Wisma Ar Rahmah resmi dibuka di RSI Muhammadiyah Kendal. Fasilitas ini memudahkan keluarga pasien luar daerah menginap dengan tarif mulai Rp700 ribu per bulan.
KENDAL, puskapik.com — Keluarga pasien dari luar daerah yang harus berhari-hari mendampingi anggota keluarganya menjalani perawatan di RSI Muhammadiyah Kendal kini tak perlu lagi bingung mencari tempat bermalam. Wisma Ar Rahmah resmi dibuka di depan rumah sakit, Kamis (10/9/2026).
Kehadiran wisma tersebut sekaligus menjawab kebutuhan keluarga pasien yang sebelumnya harus mencari penginapan di luar kawasan rumah sakit. Bahkan, sebagian keluarga pasien terpaksa memanfaatkan fasilitas masjid untuk beristirahat selama menunggu anggota keluarganya menjalani perawatan.

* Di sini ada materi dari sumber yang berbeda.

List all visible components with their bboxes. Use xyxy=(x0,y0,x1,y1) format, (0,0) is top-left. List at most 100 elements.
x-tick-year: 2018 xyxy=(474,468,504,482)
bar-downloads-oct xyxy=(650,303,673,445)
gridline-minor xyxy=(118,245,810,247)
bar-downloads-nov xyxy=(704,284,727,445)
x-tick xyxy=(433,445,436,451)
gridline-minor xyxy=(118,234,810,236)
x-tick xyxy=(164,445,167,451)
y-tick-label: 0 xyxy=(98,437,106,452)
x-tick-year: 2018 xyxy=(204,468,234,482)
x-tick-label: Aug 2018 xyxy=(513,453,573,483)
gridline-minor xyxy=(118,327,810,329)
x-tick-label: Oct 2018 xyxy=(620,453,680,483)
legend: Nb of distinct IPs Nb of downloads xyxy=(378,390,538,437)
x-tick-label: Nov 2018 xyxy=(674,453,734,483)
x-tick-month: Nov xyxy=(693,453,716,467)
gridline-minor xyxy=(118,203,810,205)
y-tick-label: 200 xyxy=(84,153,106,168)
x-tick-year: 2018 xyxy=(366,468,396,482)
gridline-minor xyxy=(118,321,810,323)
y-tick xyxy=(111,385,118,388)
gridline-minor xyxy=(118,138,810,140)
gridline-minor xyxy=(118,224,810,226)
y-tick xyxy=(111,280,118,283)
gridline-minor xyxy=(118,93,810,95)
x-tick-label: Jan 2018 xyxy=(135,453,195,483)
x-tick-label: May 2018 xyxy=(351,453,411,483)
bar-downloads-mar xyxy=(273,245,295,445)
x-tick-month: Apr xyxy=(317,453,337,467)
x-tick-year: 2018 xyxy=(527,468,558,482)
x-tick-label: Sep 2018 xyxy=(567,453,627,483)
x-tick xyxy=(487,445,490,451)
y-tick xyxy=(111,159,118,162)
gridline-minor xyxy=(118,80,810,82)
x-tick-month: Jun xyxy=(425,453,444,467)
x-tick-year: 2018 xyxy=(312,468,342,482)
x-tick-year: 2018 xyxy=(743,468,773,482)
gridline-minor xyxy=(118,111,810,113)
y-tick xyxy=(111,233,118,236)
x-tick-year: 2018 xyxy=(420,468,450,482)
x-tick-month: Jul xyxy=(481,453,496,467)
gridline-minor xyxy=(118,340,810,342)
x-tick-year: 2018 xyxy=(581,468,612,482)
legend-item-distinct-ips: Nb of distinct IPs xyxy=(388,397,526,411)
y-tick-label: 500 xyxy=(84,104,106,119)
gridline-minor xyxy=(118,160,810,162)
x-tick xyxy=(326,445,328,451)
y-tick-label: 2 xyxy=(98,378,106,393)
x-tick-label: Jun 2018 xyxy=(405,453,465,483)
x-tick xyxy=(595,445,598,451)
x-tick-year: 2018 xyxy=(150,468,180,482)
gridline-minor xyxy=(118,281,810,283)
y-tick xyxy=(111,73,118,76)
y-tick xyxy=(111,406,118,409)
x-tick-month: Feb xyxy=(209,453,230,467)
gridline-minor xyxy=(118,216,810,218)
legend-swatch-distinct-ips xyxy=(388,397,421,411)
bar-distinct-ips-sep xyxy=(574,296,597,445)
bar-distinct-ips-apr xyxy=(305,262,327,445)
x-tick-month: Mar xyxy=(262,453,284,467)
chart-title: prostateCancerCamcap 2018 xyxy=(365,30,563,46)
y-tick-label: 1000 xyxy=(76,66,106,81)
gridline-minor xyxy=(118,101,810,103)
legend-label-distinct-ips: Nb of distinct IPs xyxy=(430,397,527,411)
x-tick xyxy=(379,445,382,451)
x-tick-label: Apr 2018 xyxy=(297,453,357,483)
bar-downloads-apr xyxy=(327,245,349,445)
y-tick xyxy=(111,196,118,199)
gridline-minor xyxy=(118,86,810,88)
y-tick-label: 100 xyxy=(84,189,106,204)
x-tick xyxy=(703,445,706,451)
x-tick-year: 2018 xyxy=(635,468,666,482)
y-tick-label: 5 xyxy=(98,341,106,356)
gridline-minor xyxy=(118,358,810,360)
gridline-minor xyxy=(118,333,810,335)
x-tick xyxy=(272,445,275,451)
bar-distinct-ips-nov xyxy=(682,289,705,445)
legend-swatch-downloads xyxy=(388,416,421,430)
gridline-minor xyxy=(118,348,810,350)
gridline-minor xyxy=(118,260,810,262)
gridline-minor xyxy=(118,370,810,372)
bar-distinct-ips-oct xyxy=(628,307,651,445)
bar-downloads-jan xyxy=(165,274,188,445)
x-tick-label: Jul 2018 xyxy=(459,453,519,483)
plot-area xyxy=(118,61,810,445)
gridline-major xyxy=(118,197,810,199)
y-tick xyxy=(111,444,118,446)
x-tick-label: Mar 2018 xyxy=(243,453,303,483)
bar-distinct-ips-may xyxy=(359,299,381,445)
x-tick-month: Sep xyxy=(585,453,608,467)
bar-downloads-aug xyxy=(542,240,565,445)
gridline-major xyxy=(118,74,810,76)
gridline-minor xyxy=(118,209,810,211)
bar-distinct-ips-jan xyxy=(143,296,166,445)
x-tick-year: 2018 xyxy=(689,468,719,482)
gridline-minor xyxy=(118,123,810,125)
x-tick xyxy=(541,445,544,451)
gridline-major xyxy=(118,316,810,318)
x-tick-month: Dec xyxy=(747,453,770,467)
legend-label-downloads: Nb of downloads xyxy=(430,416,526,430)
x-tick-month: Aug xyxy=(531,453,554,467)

Ketua Majelis Pembina Kesehatan Umum (MPKU) PDM Muhammadiyah Kendal, Taufik Husein, mengatakan Wisma Ar Rahmah memang disiapkan sebagai fasilitas penunjang RSI Muhammadiyah Kendal.
Baca Juga: Pemuda Kendal Didorong Tak Sekadar Jadi Pencari Kerja
“Kalau ada keluarga pasien dari luar kota yang pasiennya harus dirawat dua, tiga atau empat hari, tidak perlu tidur di masjid RSI. Bisa menginap di sini,” kata Taufik seusai peresmian.
Menurut dia, wisma tersebut tidak hanya diperuntukkan bagi keluarga pasien. Sejumlah kalangan yang memiliki kepentingan kegiatan di RSI juga dapat memanfaatkannya.
Di antaranya dokter internship, mahasiswa koas, calon perawat, tenaga kesehatan, pendidik hingga peserta seminar yang mengikuti kegiatan di lingkungan rumah sakit.
Pembangunan Wisma Ar Rahmah menelan investasi sekitar Rp5 miliar. Dari jumlah tersebut, sekitar Rp4,5 miliar digunakan untuk pembangunan gedung, sedangkan Rp500 juta dialokasikan untuk sarana dan prasarana pendukung.
Taufik menegaskan, pembangunan wisma tidak mengganggu operasional rumah sakit. Pembiayaan dilakukan melalui skema perbankan dari Bank Syariah Indonesia (BSI).
“Semua harus berputar dan kembali ke amal usaha Muhammadiyah, kembali ke RSI. Ada koperasi, parkir maupun kos-kosan, semuanya harus saling mendukung,” ujarnya.
Penanggung Jawab Pengelola Wisma Ar Rahmah, Anang Wicaksana, mengatakan pada tahap awal tersedia 24 kamar di lantai pertama. Kamar tersebut dibagi dalam beberapa kelas, mulai ekonomi, menengah hingga VIP.
Untuk tarif, kelas ekonomi dipatok sekitar Rp700 ribu per bulan. Sementara kamar VIP sekitar Rp1,45 juta per bulan.
“Kami menyiapkan pilihan sesuai kebutuhan penghuni,” kata Anang.
Sistem hunian juga dibuat fleksibel. Penghuni dapat memilih layanan harian, bulanan maupun tahunan sesuai kebutuhan.